People who have never struggled with excess weight have it all backwards. It is not their fault — they’ve just been listening towards the standard media misinformation we all hear.
Thin people just love to tell us to just diet and exercise, further reinforcing feelings of frustration and guilt.
Actually, those of us who have lost large amounts of weight permanently, know greater!
Highly restricted diets backfire with hunger, cravings, and feelings of deprivation. Exercising too a lot depletes the body of its energy, nutrients and often leads to injury.
All the evidence on long-term fat loss says the path to permanent weight loss can be a reasonable approach combined with consistency.

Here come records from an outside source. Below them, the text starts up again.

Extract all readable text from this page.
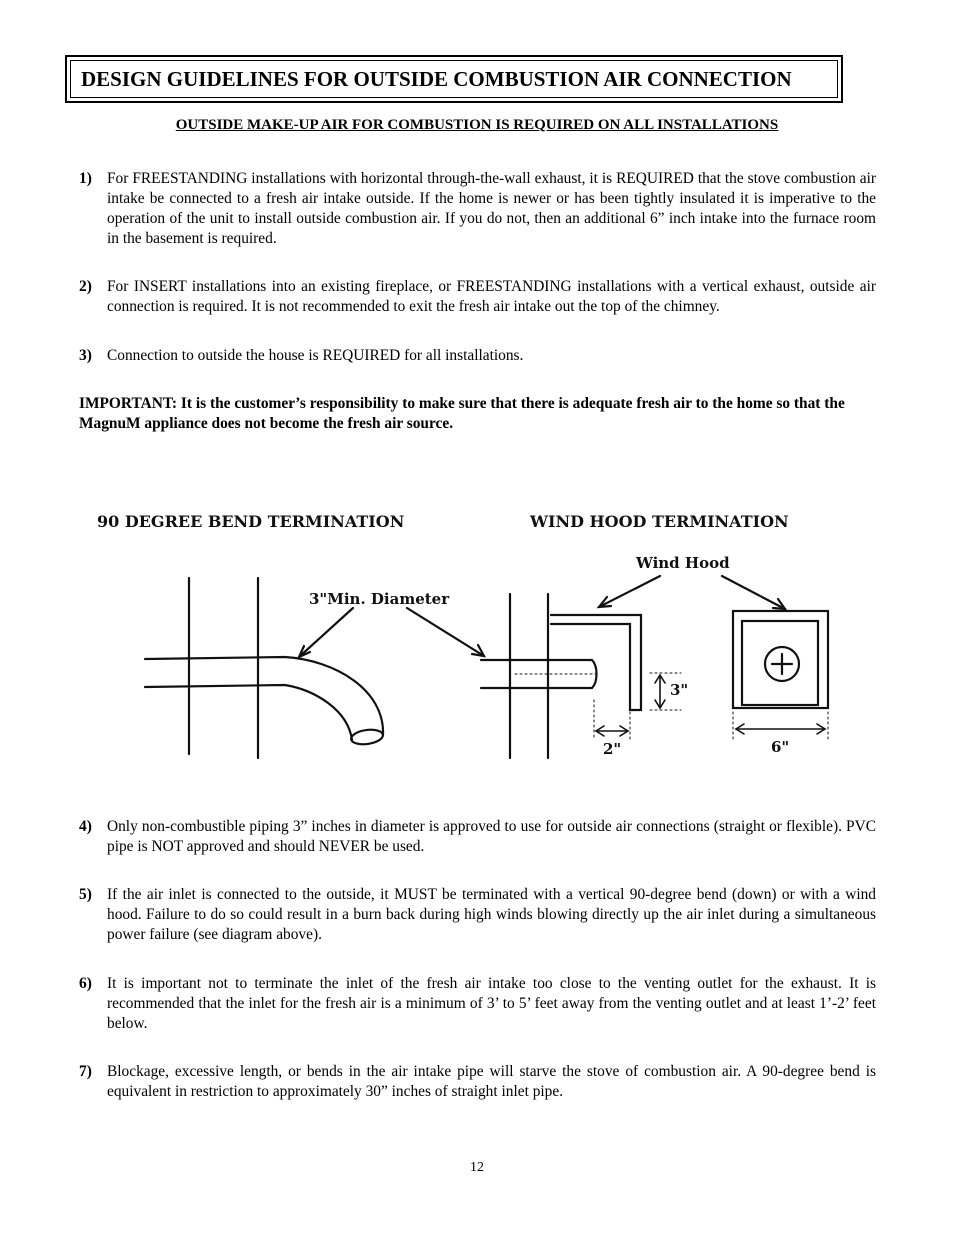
DESIGN GUIDELINES FOR OUTSIDE COMBUSTION AIR CONNECTION
OUTSIDE MAKE-UP AIR FOR COMBUSTION IS REQUIRED ON ALL INSTALLATIONS
1) For FREESTANDING installations with horizontal through-the-wall exhaust, it is REQUIRED that the stove combustion air intake be connected to a fresh air intake outside. If the home is newer or has been tightly insulated it is imperative to the operation of the unit to install outside combustion air. If you do not, then an additional 6” inch intake into the furnace room in the basement is required.
2) For INSERT installations into an existing fireplace, or FREESTANDING installations with a vertical exhaust, outside air connection is required. It is not recommended to exit the fresh air intake out the top of the chimney.
3) Connection to outside the house is REQUIRED for all installations.
IMPORTANT: It is the customer’s responsibility to make sure that there is adequate fresh air to the home so that the MagnuM appliance does not become the fresh air source.
90 DEGREE BEND TERMINATION	WIND HOOD TERMINATION
Wind Hood
3"Min. Diameter
3"
2"	6"
4) Only non-combustible piping 3” inches in diameter is approved to use for outside air connections (straight or flexible). PVC pipe is NOT approved and should NEVER be used.
5) If the air inlet is connected to the outside, it MUST be terminated with a vertical 90-degree bend (down) or with a wind hood. Failure to do so could result in a burn back during high winds blowing directly up the air inlet during a simultaneous power failure (see diagram above).
6) It is important not to terminate the inlet of the fresh air intake too close to the venting outlet for the exhaust. It is recommended that the inlet for the fresh air is a minimum of 3’ to 5’ feet away from the venting outlet and at least 1’-2’ feet below.
7) Blockage, excessive length, or bends in the air intake pipe will starve the stove of combustion air. A 90-degree bend is equivalent in restriction to approximately 30” inches of straight inlet pipe.
12
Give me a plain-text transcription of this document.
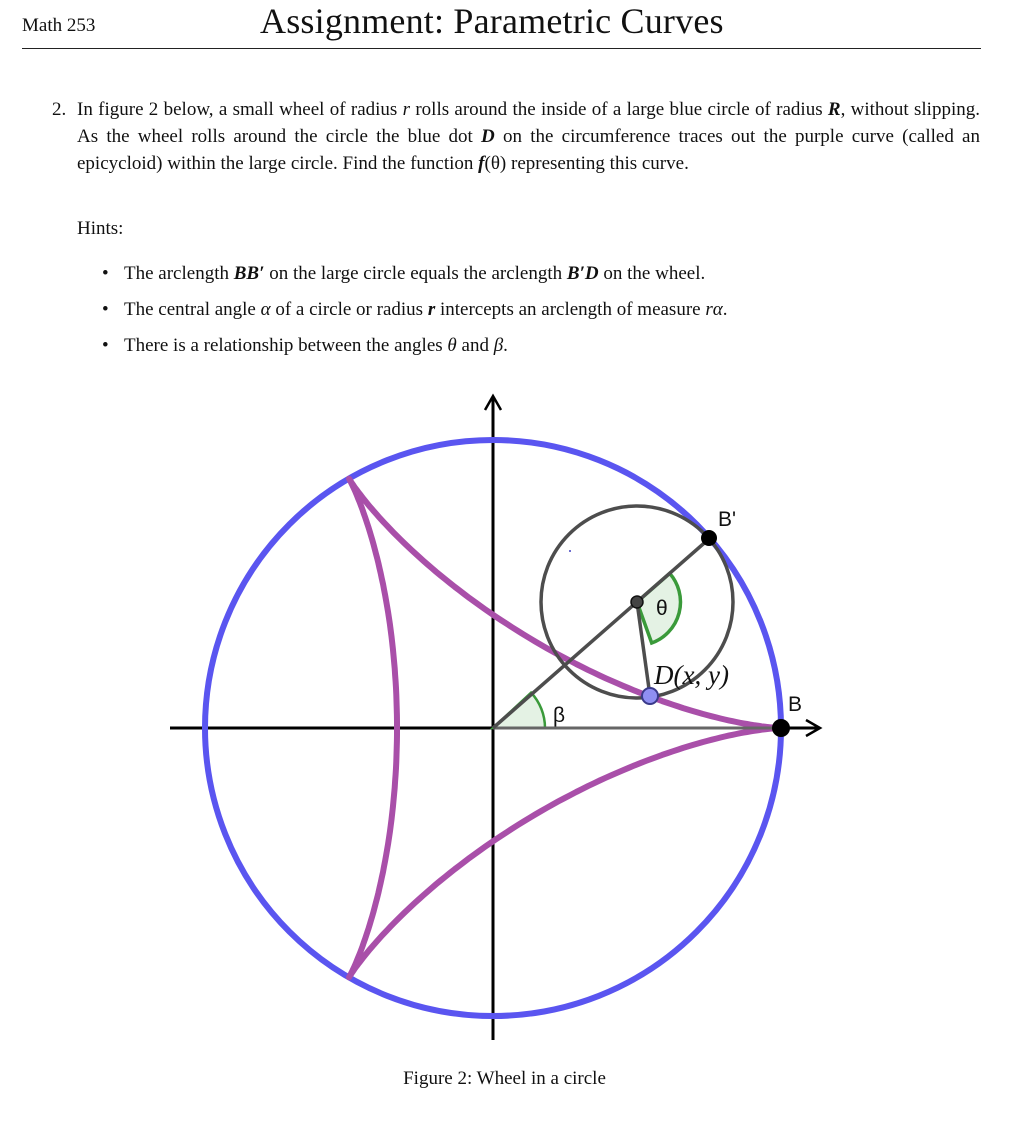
Math 253	Assignment: Parametric Curves
2. In figure 2 below, a small wheel of radius r rolls around the inside of a large blue circle of radius R, without slipping. As the wheel rolls around the circle the blue dot D on the circumference traces out the purple curve (called an epicycloid) within the large circle. Find the function f(θ) representing this curve.
Hints:
• The arclength BB′ on the large circle equals the arclength B′D on the wheel.
• The central angle α of a circle or radius r intercepts an arclength of measure rα.
• There is a relationship between the angles θ and β.
B'
B
θ
β
D(x, y)
Figure 2: Wheel in a circle
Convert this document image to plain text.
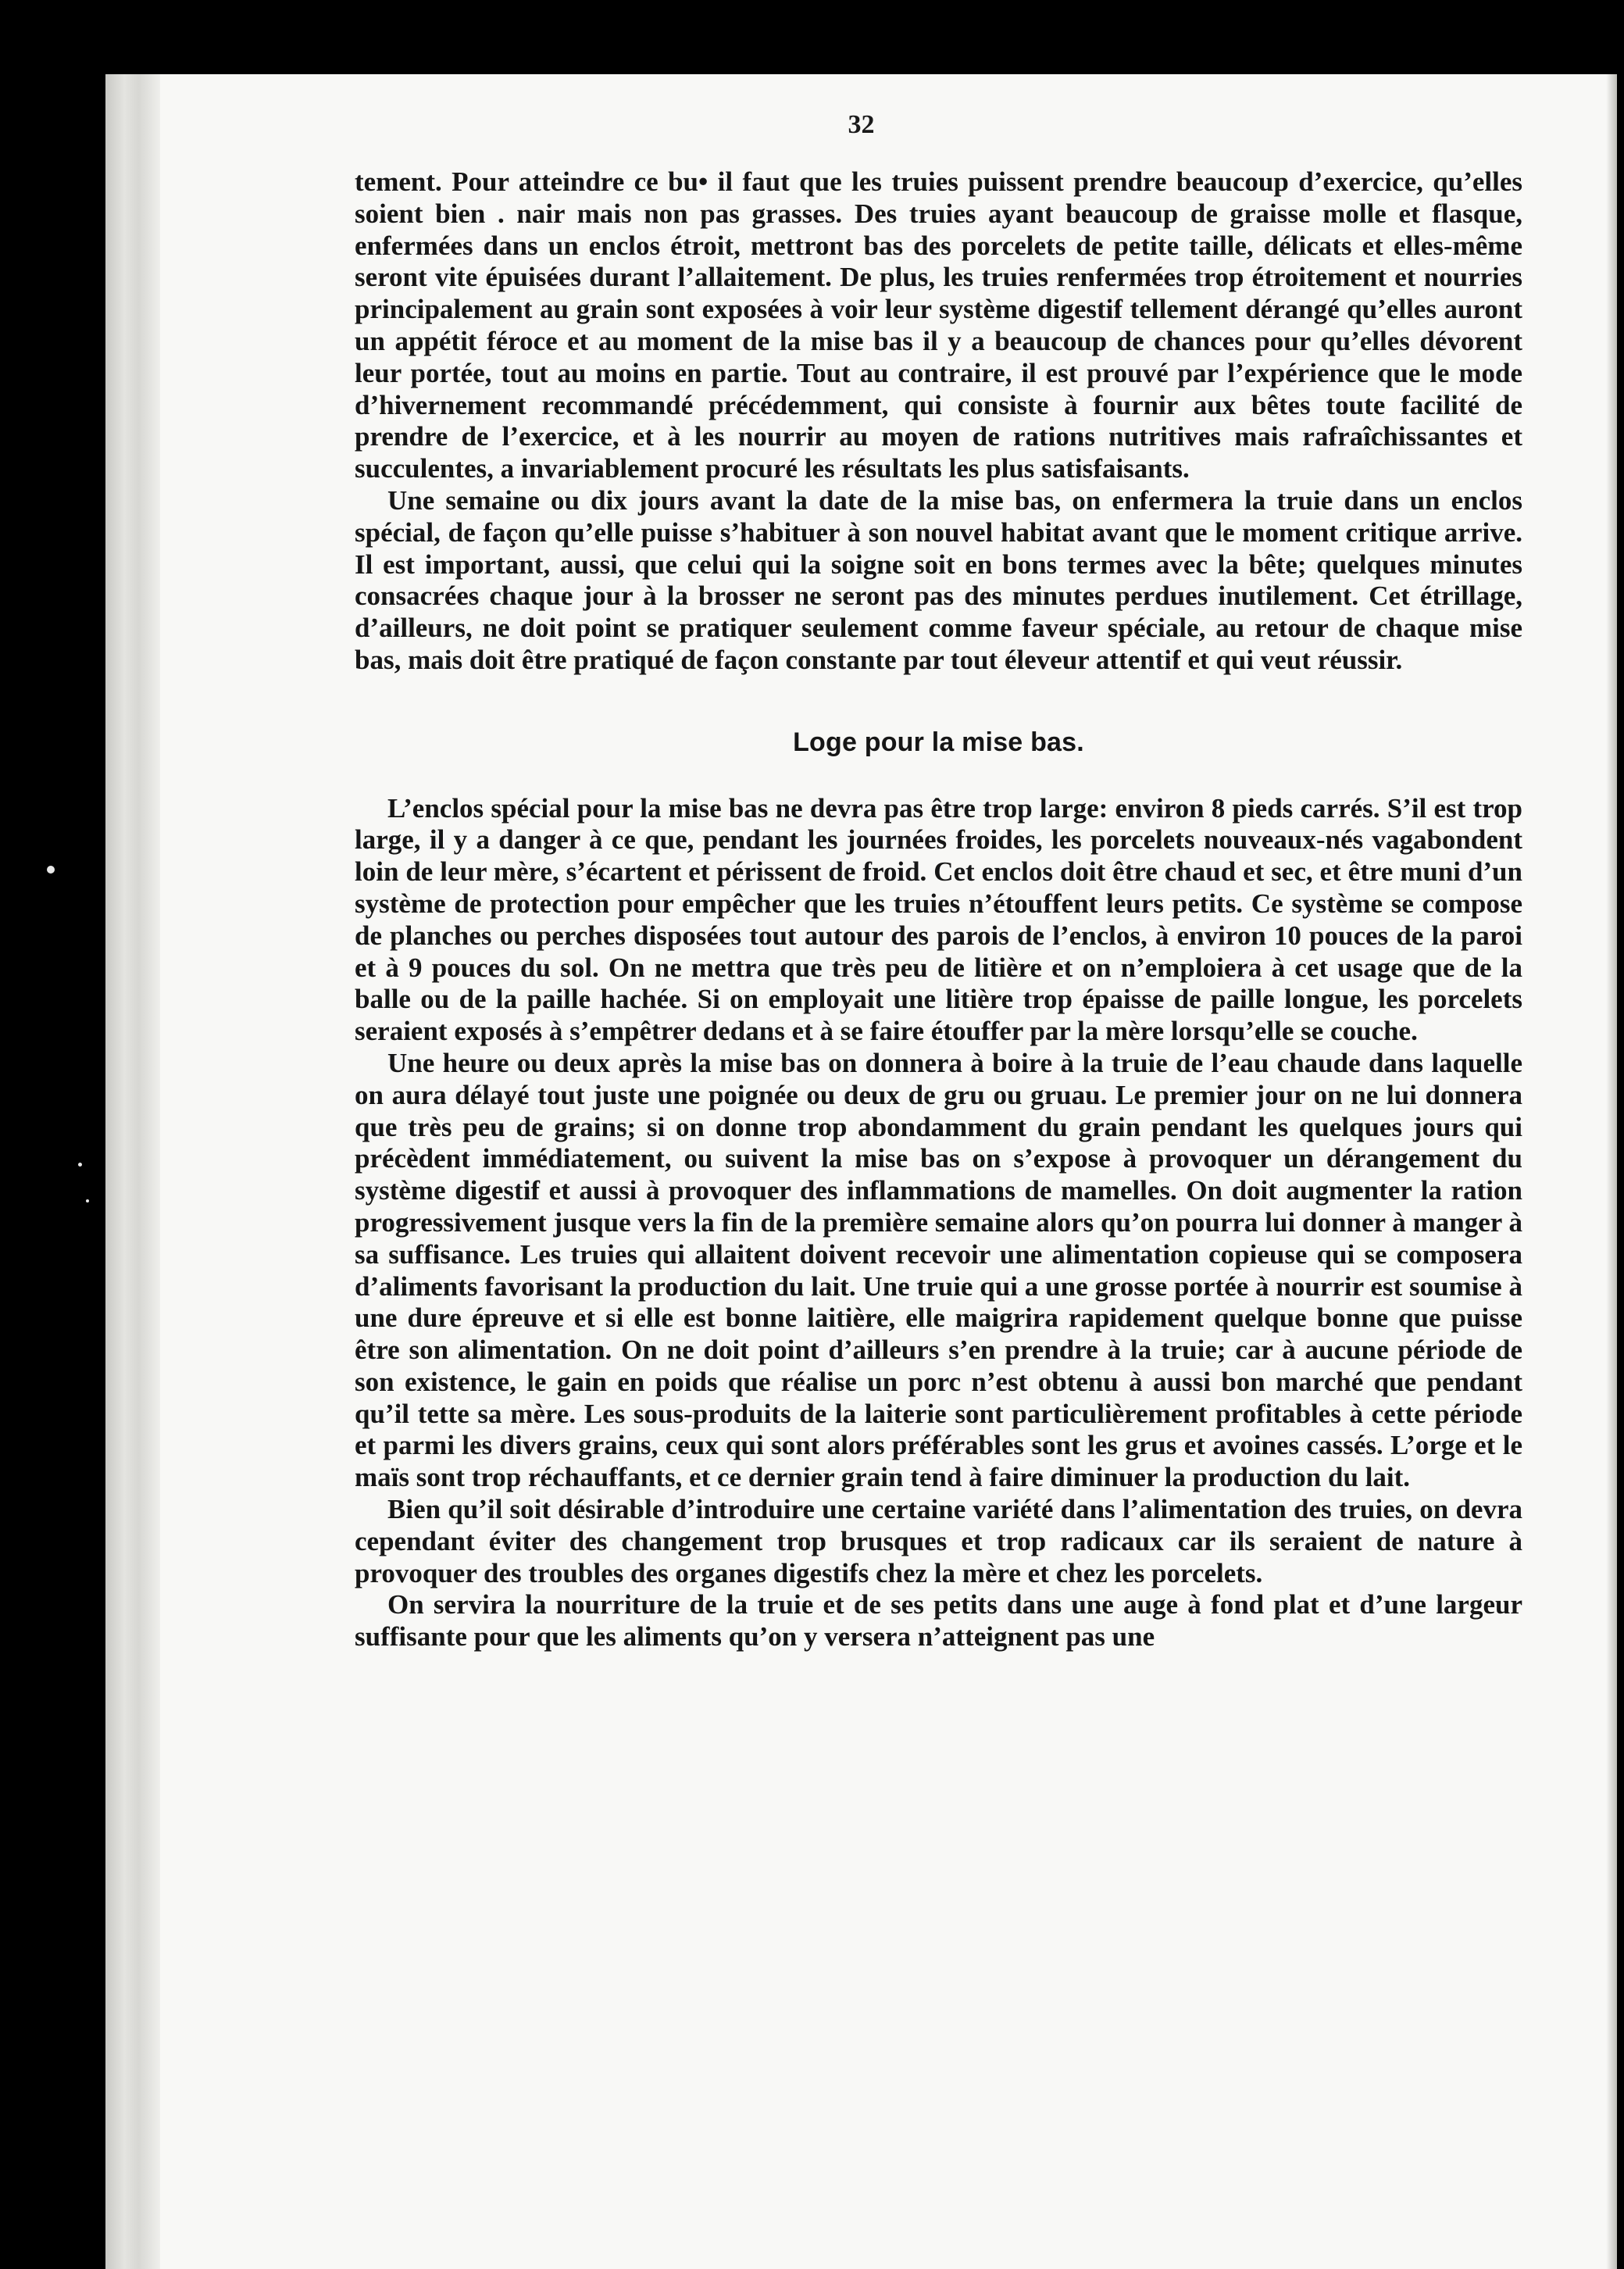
32

tement. Pour atteindre ce bu• il faut que les truies puissent prendre beaucoup d’exercice, qu’elles soient bien . nair mais non pas grasses. Des truies ayant beaucoup de graisse molle et flasque, enfermées dans un enclos étroit, mettront bas des porcelets de petite taille, délicats et elles-même seront vite épuisées durant l’allaitement. De plus, les truies renfermées trop étroitement et nourries principalement au grain sont exposées à voir leur système digestif tellement dérangé qu’elles auront un appétit féroce et au moment de la mise bas il y a beaucoup de chances pour qu’elles dévorent leur portée, tout au moins en partie. Tout au contraire, il est prouvé par l’expérience que le mode d’hivernement recommandé précédemment, qui consiste à fournir aux bêtes toute facilité de prendre de l’exercice, et à les nourrir au moyen de rations nutritives mais rafraîchissantes et succulentes, a invariablement procuré les résultats les plus satisfaisants.

Une semaine ou dix jours avant la date de la mise bas, on enfermera la truie dans un enclos spécial, de façon qu’elle puisse s’habituer à son nouvel habitat avant que le moment critique arrive. Il est important, aussi, que celui qui la soigne soit en bons termes avec la bête; quelques minutes consacrées chaque jour à la brosser ne seront pas des minutes perdues inutilement. Cet étrillage, d’ailleurs, ne doit point se pratiquer seulement comme faveur spéciale, au retour de chaque mise bas, mais doit être pratiqué de façon constante par tout éleveur attentif et qui veut réussir.

Loge pour la mise bas.

L’enclos spécial pour la mise bas ne devra pas être trop large: environ 8 pieds carrés. S’il est trop large, il y a danger à ce que, pendant les journées froides, les porcelets nouveaux-nés vagabondent loin de leur mère, s’écartent et périssent de froid. Cet enclos doit être chaud et sec, et être muni d’un système de protection pour empêcher que les truies n’étouffent leurs petits. Ce système se compose de planches ou perches disposées tout autour des parois de l’enclos, à environ 10 pouces de la paroi et à 9 pouces du sol. On ne mettra que très peu de litière et on n’emploiera à cet usage que de la balle ou de la paille hachée. Si on employait une litière trop épaisse de paille longue, les porcelets seraient exposés à s’empêtrer dedans et à se faire étouffer par la mère lorsqu’elle se couche.

Une heure ou deux après la mise bas on donnera à boire à la truie de l’eau chaude dans laquelle on aura délayé tout juste une poignée ou deux de gru ou gruau. Le premier jour on ne lui donnera que très peu de grains; si on donne trop abondamment du grain pendant les quelques jours qui précèdent immédiatement, ou suivent la mise bas on s’expose à provoquer un dérangement du système digestif et aussi à provoquer des inflammations de mamelles. On doit augmenter la ration progressivement jusque vers la fin de la première semaine alors qu’on pourra lui donner à manger à sa suffisance. Les truies qui allaitent doivent recevoir une alimentation copieuse qui se composera d’aliments favorisant la production du lait. Une truie qui a une grosse portée à nourrir est soumise à une dure épreuve et si elle est bonne laitière, elle maigrira rapidement quelque bonne que puisse être son alimentation. On ne doit point d’ailleurs s’en prendre à la truie; car à aucune période de son existence, le gain en poids que réalise un porc n’est obtenu à aussi bon marché que pendant qu’il tette sa mère. Les sous-produits de la laiterie sont particulièrement profitables à cette période et parmi les divers grains, ceux qui sont alors préférables sont les grus et avoines cassés. L’orge et le maïs sont trop réchauffants, et ce dernier grain tend à faire diminuer la production du lait.

Bien qu’il soit désirable d’introduire une certaine variété dans l’alimentation des truies, on devra cependant éviter des changement trop brusques et trop radicaux car ils seraient de nature à provoquer des troubles des organes digestifs chez la mère et chez les porcelets.

On servira la nourriture de la truie et de ses petits dans une auge à fond plat et d’une largeur suffisante pour que les aliments qu’on y versera n’atteignent pas une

But what about the word “consistency”?
Why is it so hard to be consistent with healthy consuming and activity?
The answer is the “s” word: “sabotage.”
Sabotage is the way we all get in our own way. It’s also the route back where we came from — living with too considerably fat on our bodies.
Weight loss is complicated and often frustrating. That’s because it isn’t just physical. It is not just diet and exercise. It’s also mental, emotional and spiritual. It’s a complicated maze of decision-making, conditioned thought, consuming patterns and emotional demands.
On top of it all, we’re encouraged to overthink the situation by the proliferation of ill-informed media around the topic, further complicating it!
A lot of food behavior runs really deep in our lives and psyches. If we try to simply change food behaviors with out changing the underlying thought processes, it works for a short time only.
Then, our own mind sabotages us and we revert to old behaviors during times of stress, non-mindfulness and emotion.
That’s the only thing in between what you want and what you’ve got in life. That is true, regardless of what the goal or dream is. We tend to sabotage ourselves with our limited beliefs and with attitudes we learned at a young age.
For instance, should you think “food = love” and you’ve been living that equation for a lot of years, you’ve no doubt received excellent comfort from food. Deep down, you won’t let go of that “source of love and comfort” with out some real, conscious effort.
The sabotage happens when we revert to “food = love” in times of stress or difficulty in our lives, or when we’re bored or progress slows.
Although it’s understandable to hold onto that source of comfort, real freedom comes with an alternate source of feeling loved, one that doesn’t impair your well being or self-esteem.
When old thinking patterns have brought excess weight into your life, it will take a new way of thinking to banish it forever. But we all deserve to be free of addictive behaviors with food, along with the negative feelings that go along with those behaviors.